Когда выпадало так много снега, убирать его было уже невозможно; его просто сгребали на середину улицы, где получалась настоящая гора с отвесными склонами. Обе стороны этой горы тщательно сглаживали, утрамбовывали, так что издали она имела вид длинной белой стены. Гора всё росла и росла и вскоре уже превосходила высотой стоявшие по обе стороны дома, так что с вершины её виднелись только крыши да карнизы. Город, выкопанный из-под снега, — таким, образно говоря, казался Иияма.
Когда Такаянаги Тосисабуро повстречался на улице Хоммати с одним из членов городского управления, мужчины и женщины с лопатами в руках занимались расчисткой дороги от снега. Обменявшись обычным приветствием: «Вот так навалило!» — член городского управления остановил Такаянаги, который уже намеревался идти дальше, и заговорил с ним.
— Между прочим, слышали вы об этом учителе, о Сэгаве?
— Нет! — решительно ответил Такаянаги. — Я ничего не знаю.
— Говорят, что этот учитель — тёри.
— Тёри? — с выражением полного изумления произнёс Такаянаги.
— Я просто поражён. Вот так история! — Член управления поморщился. — Правда, это только слух, и откуда он пошёл, толком я не знаю. Но есть человек, который ручается, что это правда.
— А кто он, этот поручитель?
— Ну, об этом не будем говорить. Дело в том, что он просил не называть его имени. — Лицо члена управления приняло такое выражение, как будто он выдаёт чужой секрет. — Я говорю вам… прошу вас держать в секрете… — несколько раз повторил он. Такаянаги скривил губы и многозначительно усмехнулся.
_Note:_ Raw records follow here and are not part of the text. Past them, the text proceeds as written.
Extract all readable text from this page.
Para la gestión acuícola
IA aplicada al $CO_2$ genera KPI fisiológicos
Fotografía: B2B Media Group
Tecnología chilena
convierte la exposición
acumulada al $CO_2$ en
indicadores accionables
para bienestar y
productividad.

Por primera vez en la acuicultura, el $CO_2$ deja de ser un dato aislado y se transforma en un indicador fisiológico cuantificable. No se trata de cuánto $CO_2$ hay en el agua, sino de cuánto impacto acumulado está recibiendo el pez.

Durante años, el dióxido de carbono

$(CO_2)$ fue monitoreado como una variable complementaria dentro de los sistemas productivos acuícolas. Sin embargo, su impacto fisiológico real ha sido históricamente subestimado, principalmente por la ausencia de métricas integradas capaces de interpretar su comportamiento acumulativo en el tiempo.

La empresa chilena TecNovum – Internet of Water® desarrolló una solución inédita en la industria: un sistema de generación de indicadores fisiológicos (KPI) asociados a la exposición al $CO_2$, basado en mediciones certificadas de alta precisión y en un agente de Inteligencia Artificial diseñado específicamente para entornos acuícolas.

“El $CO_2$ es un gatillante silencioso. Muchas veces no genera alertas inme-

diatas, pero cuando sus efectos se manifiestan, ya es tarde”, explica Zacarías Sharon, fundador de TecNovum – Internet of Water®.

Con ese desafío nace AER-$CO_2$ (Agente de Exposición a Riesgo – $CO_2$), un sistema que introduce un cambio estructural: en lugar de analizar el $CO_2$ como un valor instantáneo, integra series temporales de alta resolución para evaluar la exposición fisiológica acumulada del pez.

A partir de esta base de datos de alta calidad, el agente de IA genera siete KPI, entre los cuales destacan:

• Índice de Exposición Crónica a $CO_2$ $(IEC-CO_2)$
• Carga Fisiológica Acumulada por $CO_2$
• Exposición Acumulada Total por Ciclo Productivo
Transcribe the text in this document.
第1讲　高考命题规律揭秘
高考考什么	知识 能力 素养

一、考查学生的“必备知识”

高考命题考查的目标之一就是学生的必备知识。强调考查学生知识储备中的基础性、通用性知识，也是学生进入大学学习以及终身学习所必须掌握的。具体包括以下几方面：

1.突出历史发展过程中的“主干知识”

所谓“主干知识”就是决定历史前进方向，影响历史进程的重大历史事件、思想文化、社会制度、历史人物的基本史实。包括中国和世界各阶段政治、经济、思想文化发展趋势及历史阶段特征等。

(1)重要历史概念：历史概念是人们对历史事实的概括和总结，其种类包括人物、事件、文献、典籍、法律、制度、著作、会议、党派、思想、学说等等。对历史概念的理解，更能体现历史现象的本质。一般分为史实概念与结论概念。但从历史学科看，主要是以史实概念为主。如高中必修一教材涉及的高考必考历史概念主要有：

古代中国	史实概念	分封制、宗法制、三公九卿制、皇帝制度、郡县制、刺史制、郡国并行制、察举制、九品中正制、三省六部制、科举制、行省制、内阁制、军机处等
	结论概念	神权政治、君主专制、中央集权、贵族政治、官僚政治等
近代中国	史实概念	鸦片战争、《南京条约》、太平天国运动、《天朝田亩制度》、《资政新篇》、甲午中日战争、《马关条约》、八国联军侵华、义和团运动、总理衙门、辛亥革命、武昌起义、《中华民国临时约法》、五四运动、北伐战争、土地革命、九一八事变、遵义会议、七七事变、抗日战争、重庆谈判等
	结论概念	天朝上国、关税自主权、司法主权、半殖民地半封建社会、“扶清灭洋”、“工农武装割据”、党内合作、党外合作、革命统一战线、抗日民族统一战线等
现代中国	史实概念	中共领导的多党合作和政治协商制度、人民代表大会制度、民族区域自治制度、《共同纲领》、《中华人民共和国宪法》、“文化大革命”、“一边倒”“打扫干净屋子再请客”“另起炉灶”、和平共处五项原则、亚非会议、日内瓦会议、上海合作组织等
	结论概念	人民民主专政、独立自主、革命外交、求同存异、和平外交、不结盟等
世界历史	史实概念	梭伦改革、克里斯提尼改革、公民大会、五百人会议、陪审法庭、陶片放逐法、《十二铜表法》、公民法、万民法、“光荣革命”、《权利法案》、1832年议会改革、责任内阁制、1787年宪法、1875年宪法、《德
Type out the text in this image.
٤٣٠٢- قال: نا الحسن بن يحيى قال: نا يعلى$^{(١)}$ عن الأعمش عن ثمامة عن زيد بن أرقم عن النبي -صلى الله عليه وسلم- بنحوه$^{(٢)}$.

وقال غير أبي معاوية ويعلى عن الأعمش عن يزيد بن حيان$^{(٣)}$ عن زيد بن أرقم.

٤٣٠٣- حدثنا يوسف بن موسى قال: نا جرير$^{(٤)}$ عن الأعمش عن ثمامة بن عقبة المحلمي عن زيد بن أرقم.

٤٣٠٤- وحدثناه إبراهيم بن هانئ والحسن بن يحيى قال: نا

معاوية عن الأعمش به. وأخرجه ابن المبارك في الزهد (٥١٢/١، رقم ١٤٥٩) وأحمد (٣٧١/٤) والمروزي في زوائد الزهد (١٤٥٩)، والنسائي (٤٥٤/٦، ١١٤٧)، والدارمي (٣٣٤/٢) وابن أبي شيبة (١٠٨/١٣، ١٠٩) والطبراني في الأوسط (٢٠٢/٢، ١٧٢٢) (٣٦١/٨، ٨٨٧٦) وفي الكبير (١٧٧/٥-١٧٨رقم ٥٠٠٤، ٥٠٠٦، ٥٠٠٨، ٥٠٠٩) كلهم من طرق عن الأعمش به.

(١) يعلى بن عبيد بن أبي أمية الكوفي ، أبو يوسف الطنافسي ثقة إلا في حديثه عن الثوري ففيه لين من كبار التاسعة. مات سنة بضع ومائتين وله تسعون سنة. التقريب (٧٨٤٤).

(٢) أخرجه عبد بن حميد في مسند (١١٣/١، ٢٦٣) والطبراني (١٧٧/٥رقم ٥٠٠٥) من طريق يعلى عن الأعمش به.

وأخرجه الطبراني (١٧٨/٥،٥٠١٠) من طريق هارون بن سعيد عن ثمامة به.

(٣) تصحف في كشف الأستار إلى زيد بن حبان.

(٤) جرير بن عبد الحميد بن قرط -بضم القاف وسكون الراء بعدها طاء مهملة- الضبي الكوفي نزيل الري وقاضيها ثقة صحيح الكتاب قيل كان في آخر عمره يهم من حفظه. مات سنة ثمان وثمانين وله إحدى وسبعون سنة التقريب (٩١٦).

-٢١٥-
Проводив взглядом поспешно удалявшегося Такаянаги и пройдя в обратном направлении один квартал, этот любитель слухов повстречался ещё с одним знакомым молодым человеком. Чем больше он думал: «Секрет! Секрет!» — тем трудней ему было удержаться, чтобы не шепнуть кому-нибудь об этом.
— Знаешь, что говорят про этого учителя Сэгаву? — Он показал своему собеседнику четыре пальца. Однако смысл этого жеста до того не дошёл. Поняв это, член городского управления, помахивая рукой, со смехом воскликнул: — Неужели ты не догадываешься?
— Право, не догадываюсь, — сказал его собеседник.
— Ну и бестолковый же ты… Ведь «этa» называют четвероногими! Понял? Но только это — секрет. Никому ни слова.
Сделав такое предостережение, член городского управления простился и пошёл дальше.
В это время мимо проходил младший учитель. Увидев его, молодой человек подбежал к нему и после обычного приветствия завёл разговор о школе. И как-то незаметно оба заговорили об Усимацу.
— Это большой секрет… но так уж и быть, тебе я скажу. Говорят, ваш учитель Сэгава — тёри.
Молодой человек понизил голос.
— Вот-вот, я тоже в одном месте слышал об этом, но как-то не верилось, — сказал учитель, глядя на собеседника. — Выходит, это действительно так…
— Я только что кое-кого встретил. И вот этот человек, которого я встретил, показал мне четыре пальца и говорит: вот что такое учитель Сэгава. Я ахнул, только не совсем его понял. Оказывается, это значит четвероногое.
— Четвероногое? Значит, «этa» называют четвероногими?
— Именно. Но я поражён. Ну и ловкач! Как ловко он сумел до сих пор скрывать это! Позволять такому нечистому существу преподавать в школе… никуда не годится.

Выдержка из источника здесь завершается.